Mais ces réactions ne sont obtenues qu’en présence d’un danger. La plante ne réagit pas au contact de la pluie, ni du vent et finit par ne plus réagir si le danger n’est pas avéré. En 2014, la scientifique Monica Gagliano reproduit et teste scientifiquement une observation d’un botaniste suisse en 1832, Augustin Pyrame de Candolle. Celui-ci, ayant constaté qu’une sensitive embarquée sur une calèche refermait ses feuilles à plusieurs reprises puis finissait par ne plus les refermer, en avait conclu que la sensitive pouvait s’habituer au mouvement. Monica Gagliano soumet des sensitives a un même choc : une chute de 15 cm de haut, amortie à l’arrivée par un matelas de mousse. Dès quatre ou six chutes, la plante ne referme plus ses feuilles, mais soumise à un autre stimulus, elle réagit de nouveau, preuve qu’elle garde sa capacité physique de réaction. De plus, soumis une nouvelle fois à la chute initiale, elle ne se referme plus, et ce, jusqu’à un mois après la dernière chute. 

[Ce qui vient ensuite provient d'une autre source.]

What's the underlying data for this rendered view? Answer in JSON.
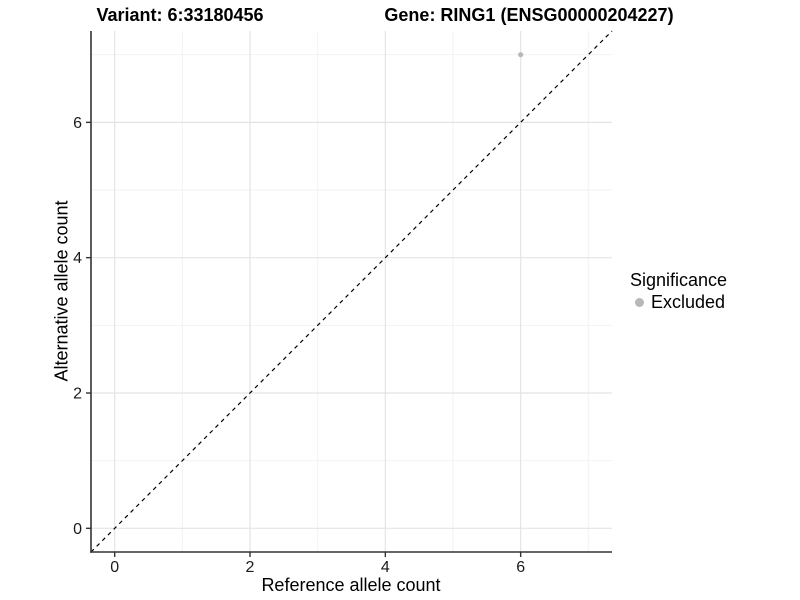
{
  "chart_data": {
    "type": "scatter",
    "titles": {
      "variant": "Variant: 6:33180456",
      "gene": "Gene: RING1 (ENSG00000204227)"
    },
    "xlabel": "Reference allele count",
    "ylabel": "Alternative allele count",
    "xlim": [
      -0.35,
      7.35
    ],
    "ylim": [
      -0.35,
      7.35
    ],
    "xticks": [
      0,
      2,
      4,
      6
    ],
    "yticks": [
      0,
      2,
      4,
      6
    ],
    "xticks_minor": [
      1,
      3,
      5,
      7
    ],
    "yticks_minor": [
      1,
      3,
      5,
      7
    ],
    "grid": true,
    "points": [
      {
        "x": 6,
        "y": 7,
        "series": "Excluded"
      }
    ],
    "reference_line": {
      "slope": 1,
      "intercept": 0,
      "style": "dashed"
    },
    "legend": {
      "title": "Significance",
      "position": "right",
      "entries": [
        {
          "label": "Excluded",
          "color": "#b8b8b8"
        }
      ]
    },
    "colors": {
      "point": "#b8b8b8",
      "grid_major": "#e4e4e4",
      "grid_minor": "#f2f2f2",
      "axis": "#333333",
      "reference_line": "#000000",
      "text": "#000000"
    }
  }
}
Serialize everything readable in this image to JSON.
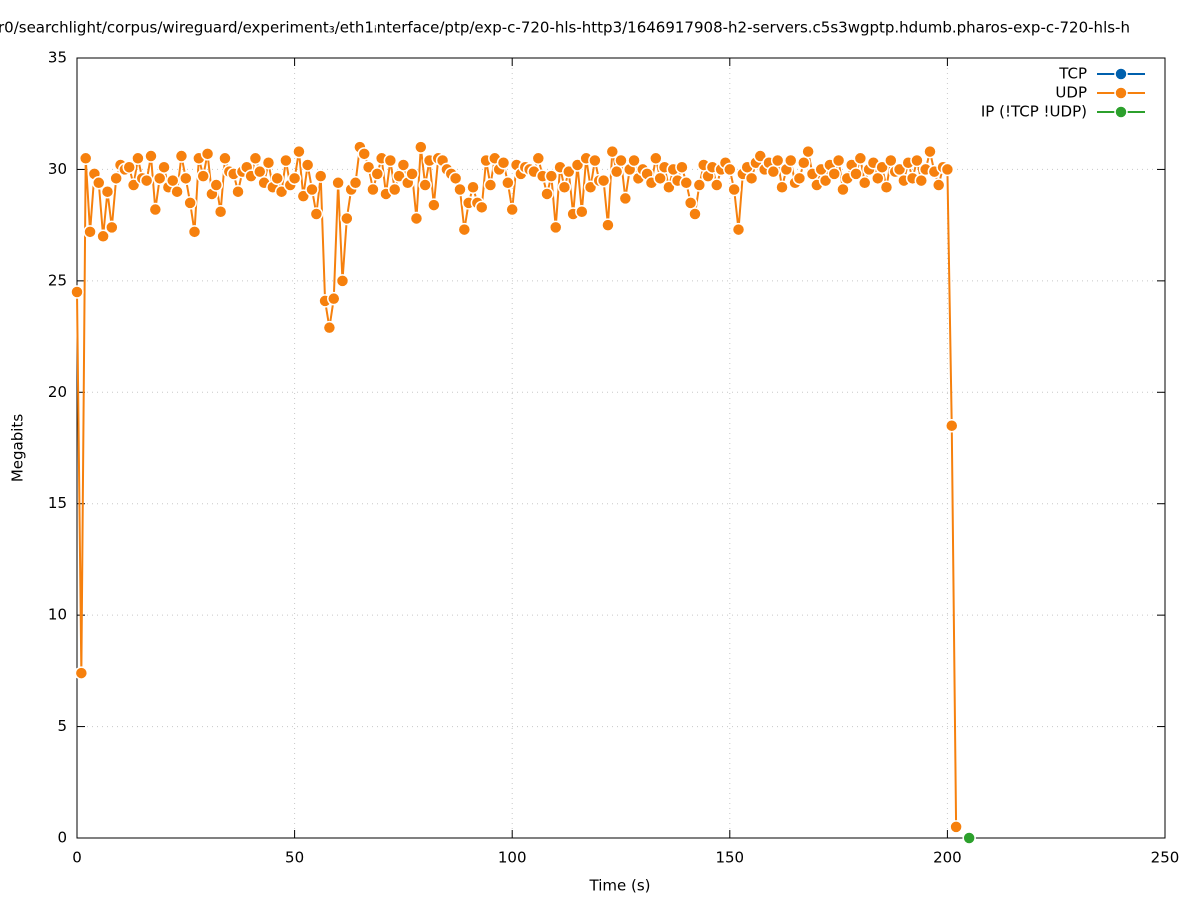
{
  "chart_data": {
    "type": "line",
    "title": "r0/searchlight/corpus/wireguard/experiment₃/eth1ᵢnterface/ptp/exp-c-720-hls-http3/1646917908-h2-servers.c5s3wgptp.hdumb.pharos-exp-c-720-hls-h",
    "x_label": "Time (s)",
    "y_label": "Megabits",
    "xlim": [
      0,
      250
    ],
    "xticks": [
      0,
      50,
      100,
      150,
      200,
      250
    ],
    "ylim": [
      0,
      35
    ],
    "yticks": [
      0,
      5,
      10,
      15,
      20,
      25,
      30,
      35
    ],
    "grid": true,
    "legend": "top-right",
    "series": [
      {
        "name": "TCP",
        "color": "#0060ad",
        "x": [],
        "values": []
      },
      {
        "name": "UDP",
        "color": "#f6800d",
        "x": [
          0,
          1,
          2,
          3,
          4,
          5,
          6,
          7,
          8,
          9,
          10,
          11,
          12,
          13,
          14,
          15,
          16,
          17,
          18,
          19,
          20,
          21,
          22,
          23,
          24,
          25,
          26,
          27,
          28,
          29,
          30,
          31,
          32,
          33,
          34,
          35,
          36,
          37,
          38,
          39,
          40,
          41,
          42,
          43,
          44,
          45,
          46,
          47,
          48,
          49,
          50,
          51,
          52,
          53,
          54,
          55,
          56,
          57,
          58,
          59,
          60,
          61,
          62,
          63,
          64,
          65,
          66,
          67,
          68,
          69,
          70,
          71,
          72,
          73,
          74,
          75,
          76,
          77,
          78,
          79,
          80,
          81,
          82,
          83,
          84,
          85,
          86,
          87,
          88,
          89,
          90,
          91,
          92,
          93,
          94,
          95,
          96,
          97,
          98,
          99,
          100,
          101,
          102,
          103,
          104,
          105,
          106,
          107,
          108,
          109,
          110,
          111,
          112,
          113,
          114,
          115,
          116,
          117,
          118,
          119,
          120,
          121,
          122,
          123,
          124,
          125,
          126,
          127,
          128,
          129,
          130,
          131,
          132,
          133,
          134,
          135,
          136,
          137,
          138,
          139,
          140,
          141,
          142,
          143,
          144,
          145,
          146,
          147,
          148,
          149,
          150,
          151,
          152,
          153,
          154,
          155,
          156,
          157,
          158,
          159,
          160,
          161,
          162,
          163,
          164,
          165,
          166,
          167,
          168,
          169,
          170,
          171,
          172,
          173,
          174,
          175,
          176,
          177,
          178,
          179,
          180,
          181,
          182,
          183,
          184,
          185,
          186,
          187,
          188,
          189,
          190,
          191,
          192,
          193,
          194,
          195,
          196,
          197,
          198,
          199,
          200,
          201,
          202
        ],
        "values": [
          24.5,
          7.4,
          30.5,
          27.2,
          29.8,
          29.4,
          27.0,
          29.0,
          27.4,
          29.6,
          30.2,
          30.0,
          30.1,
          29.3,
          30.5,
          29.6,
          29.5,
          30.6,
          28.2,
          29.6,
          30.1,
          29.2,
          29.5,
          29.0,
          30.6,
          29.6,
          28.5,
          27.2,
          30.5,
          29.7,
          30.7,
          28.9,
          29.3,
          28.1,
          30.5,
          29.9,
          29.8,
          29.0,
          29.9,
          30.1,
          29.7,
          30.5,
          29.9,
          29.4,
          30.3,
          29.2,
          29.6,
          29.0,
          30.4,
          29.3,
          29.6,
          30.8,
          28.8,
          30.2,
          29.1,
          28.0,
          29.7,
          24.1,
          22.9,
          24.2,
          29.4,
          25.0,
          27.8,
          29.1,
          29.4,
          31.0,
          30.7,
          30.1,
          29.1,
          29.8,
          30.5,
          28.9,
          30.4,
          29.1,
          29.7,
          30.2,
          29.4,
          29.8,
          27.8,
          31.0,
          29.3,
          30.4,
          28.4,
          30.5,
          30.4,
          30.0,
          29.8,
          29.6,
          29.1,
          27.3,
          28.5,
          29.2,
          28.5,
          28.3,
          30.4,
          29.3,
          30.5,
          30.0,
          30.3,
          29.4,
          28.2,
          30.2,
          29.8,
          30.1,
          30.0,
          29.9,
          30.5,
          29.7,
          28.9,
          29.7,
          27.4,
          30.1,
          29.2,
          29.9,
          28.0,
          30.2,
          28.1,
          30.5,
          29.2,
          30.4,
          29.5,
          29.5,
          27.5,
          30.8,
          29.9,
          30.4,
          28.7,
          30.0,
          30.4,
          29.6,
          30.0,
          29.8,
          29.4,
          30.5,
          29.6,
          30.1,
          29.2,
          30.0,
          29.5,
          30.1,
          29.4,
          28.5,
          28.0,
          29.3,
          30.2,
          29.7,
          30.1,
          29.3,
          30.0,
          30.3,
          30.0,
          29.1,
          27.3,
          29.8,
          30.1,
          29.6,
          30.3,
          30.6,
          30.0,
          30.3,
          29.9,
          30.4,
          29.2,
          30.0,
          30.4,
          29.4,
          29.6,
          30.3,
          30.8,
          29.8,
          29.3,
          30.0,
          29.5,
          30.2,
          29.8,
          30.4,
          29.1,
          29.6,
          30.2,
          29.8,
          30.5,
          29.4,
          30.0,
          30.3,
          29.6,
          30.1,
          29.2,
          30.4,
          29.9,
          30.0,
          29.5,
          30.3,
          29.6,
          30.4,
          29.5,
          30.0,
          30.8,
          29.9,
          29.3,
          30.1,
          30.0,
          18.5,
          0.5
        ]
      },
      {
        "name": "IP (!TCP  !UDP)",
        "color": "#2ca02c",
        "x": [
          205
        ],
        "values": [
          0
        ]
      }
    ]
  }
}
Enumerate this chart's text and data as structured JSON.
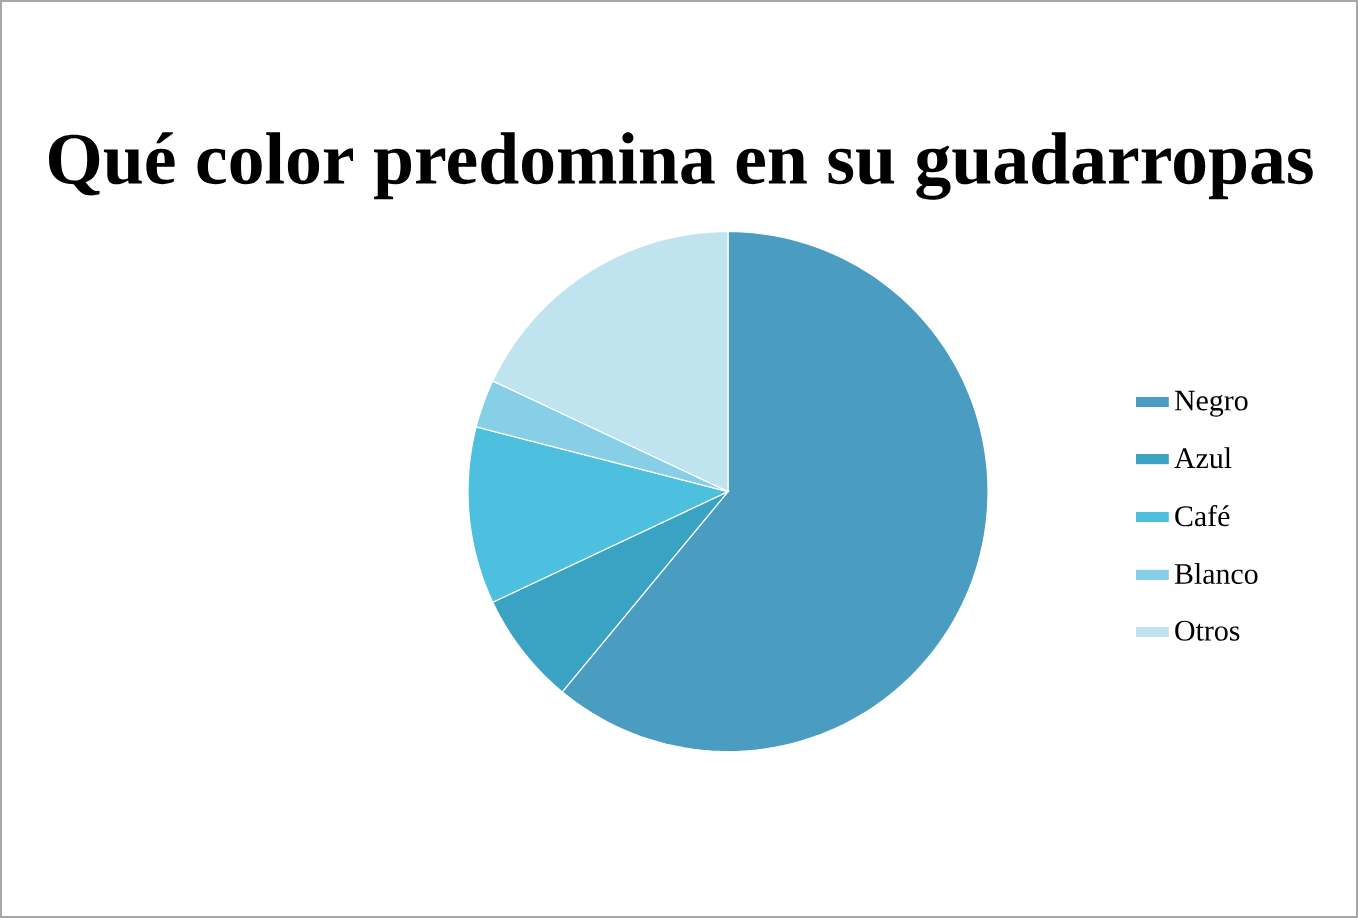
{
  "chart_data": {
    "type": "pie",
    "title": "Qué color predomina en su guadarropas",
    "categories": [
      "Negro",
      "Azul",
      "Café",
      "Blanco",
      "Otros"
    ],
    "values": [
      61,
      7,
      11,
      3,
      18
    ],
    "colors": [
      "#4a9cc0",
      "#3aa3c4",
      "#4cc0de",
      "#86cfe6",
      "#bfe4f0"
    ],
    "legend": "right"
  }
}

Ces réflexes compromettent la survie de la plante en utilisant son énergie et en réduisant ses capacités à photosynthétiser, d’où la nécessité de conditionner ce réflexe à la réalité des menaces. Ainsi, sans cerveau et sans neurones, la plante paraît présenter des similitudes de comportement avec les animaux : elle estime le danger et montre des capacités d’apprentissage et de mémoire. Ce sont, du moins, les conclusions des scientifiques de la très controversée neurobiologie des plantes. D’autres spécialistes en botanique estiment que cette analyse est le fruit d’une surinterprétation et que les réactions des plantes sont propres à leur constitution végétale.